The NAC committee was made up of an extraordinary group of women, including Monique Simard, vice-president of the Confédération des syndicats nationaux (CSN), the large public sector union in Quebec; Madeleine Parent, a legendary Quebec trade unionist; Sandra Delaronde, the young Métis woman who was a member of the NAC executive and a genius mediator; Shelagh Day, a human rights activist; Saloumé Lucas, representing Women Working with Immigrant Women; and Barbara Cameron. Monique would go on to become president and general director of the Parti Québécois and a leader of the Yes side in the 1995 referendum on Quebec sovereignty. And a great friend of mine.
“I couldn’t understand how she could think of setting up her own country when they hadn’t dealt with the fact that it wasn’t their land,” Sandra told me later.
Barbara, who had been fighting for Quebec’s right to self-determination for years, insisted that the rest of Canada would also have to understand itself as a nation, instead of assuming that Canada included Quebec and First Nations.
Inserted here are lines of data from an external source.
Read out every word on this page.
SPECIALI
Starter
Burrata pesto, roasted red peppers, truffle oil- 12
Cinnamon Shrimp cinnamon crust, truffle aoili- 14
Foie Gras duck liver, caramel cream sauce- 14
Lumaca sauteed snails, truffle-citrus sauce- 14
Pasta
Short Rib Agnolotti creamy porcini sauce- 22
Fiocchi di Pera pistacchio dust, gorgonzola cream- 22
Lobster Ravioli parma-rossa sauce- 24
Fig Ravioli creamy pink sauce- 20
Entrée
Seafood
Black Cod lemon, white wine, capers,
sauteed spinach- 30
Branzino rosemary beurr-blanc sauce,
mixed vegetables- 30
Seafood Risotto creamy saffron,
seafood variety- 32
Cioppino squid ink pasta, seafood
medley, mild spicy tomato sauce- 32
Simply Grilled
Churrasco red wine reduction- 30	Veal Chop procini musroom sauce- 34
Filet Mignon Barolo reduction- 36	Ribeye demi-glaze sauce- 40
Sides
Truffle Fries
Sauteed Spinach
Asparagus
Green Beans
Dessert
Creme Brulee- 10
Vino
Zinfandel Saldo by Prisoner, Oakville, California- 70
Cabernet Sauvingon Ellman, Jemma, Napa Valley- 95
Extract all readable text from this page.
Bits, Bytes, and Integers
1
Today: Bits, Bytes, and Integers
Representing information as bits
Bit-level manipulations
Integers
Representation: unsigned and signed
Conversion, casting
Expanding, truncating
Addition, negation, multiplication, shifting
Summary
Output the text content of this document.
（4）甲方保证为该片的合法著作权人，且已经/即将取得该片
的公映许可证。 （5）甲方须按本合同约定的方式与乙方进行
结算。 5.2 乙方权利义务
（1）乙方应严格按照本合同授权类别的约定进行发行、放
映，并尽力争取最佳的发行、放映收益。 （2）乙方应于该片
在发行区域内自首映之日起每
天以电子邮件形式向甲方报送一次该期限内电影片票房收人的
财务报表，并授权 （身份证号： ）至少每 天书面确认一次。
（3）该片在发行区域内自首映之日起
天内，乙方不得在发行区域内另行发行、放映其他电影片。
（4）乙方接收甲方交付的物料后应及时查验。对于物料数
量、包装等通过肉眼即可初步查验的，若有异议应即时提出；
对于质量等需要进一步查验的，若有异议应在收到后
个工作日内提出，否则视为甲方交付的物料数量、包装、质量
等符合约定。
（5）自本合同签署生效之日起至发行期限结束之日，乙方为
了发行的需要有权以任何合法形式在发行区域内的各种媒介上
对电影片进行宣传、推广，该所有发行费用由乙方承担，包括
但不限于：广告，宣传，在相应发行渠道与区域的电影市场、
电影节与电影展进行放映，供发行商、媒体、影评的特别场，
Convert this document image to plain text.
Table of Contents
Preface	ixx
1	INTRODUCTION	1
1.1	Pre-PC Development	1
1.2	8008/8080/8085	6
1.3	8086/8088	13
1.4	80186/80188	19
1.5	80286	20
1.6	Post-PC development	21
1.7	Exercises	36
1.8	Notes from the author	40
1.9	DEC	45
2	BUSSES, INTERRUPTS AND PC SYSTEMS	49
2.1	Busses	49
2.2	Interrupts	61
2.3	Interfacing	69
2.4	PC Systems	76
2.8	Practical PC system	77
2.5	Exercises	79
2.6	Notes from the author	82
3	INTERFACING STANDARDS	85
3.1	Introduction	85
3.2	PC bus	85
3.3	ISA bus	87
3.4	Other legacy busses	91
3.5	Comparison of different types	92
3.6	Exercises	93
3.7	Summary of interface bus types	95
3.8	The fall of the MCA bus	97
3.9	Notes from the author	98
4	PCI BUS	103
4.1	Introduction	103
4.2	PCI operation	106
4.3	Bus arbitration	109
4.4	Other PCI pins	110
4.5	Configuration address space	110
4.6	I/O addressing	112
She understood colonialism better than the rest of us Anglos in English Canada.
The c
ommittee came up with what was quite an advanced position: Canada was composed of three nations, each of which was multi-ethnic and multicultural and each of which had the right to self-determination. We realized that there were multiple nations among Indigenous people, but that wasn’t argued as strongly in the early 1990s as it is today. Our position was that Canada should negotiate nation-to-nation, thus rejecting the country’s existing colonial relationships. We managed to convince NAC’s membership and much of the labour movement to support the position. It had many implications for the next constitutional debate, in which we were to play an important role.
* * *
All this intense activism kept the alters mostly at bay. I still went to see Marcia every week, and in addition to being president of NAC, I was still working at CHS. I was always exhausted. More than once I wrote in my journal, “I am just too tired to live.” I found out through later research that dissociation, which had now become a daily occurrence, usually when I was at home alone, takes a lot of physical energy. Constantly reliving episodes of abuse in therapy, even if it was through the alters, was also exhausting. I never planned anything after a therapy session; I always needed time to recover.
In the years before I became president of NAC, I was part of an unsuccessful fight to pay the president. Because it was in essence a full-time volunteer position, only privileged women could do it. I didn’t have a husband or the ability to go on sabbatical leave so I had to continue working. Luckily Denis Morrice, my boss at CHS, gave me whatever time I needed to do my work at NAC, but it was getting ridiculous. Understandably, he was starting to put pressure on me to do more work for CHS. I told the executive committee that unless we could get the organization to agree to pay me, I couldn’t do the job anymore. As we had started working on independent fundraising for the first time and people did not want me to leave, the executive agreed to pay the president, a decision approved at the 1991 AGM. I was paid half time in 1991 and then full time in 1992. That made all the difference.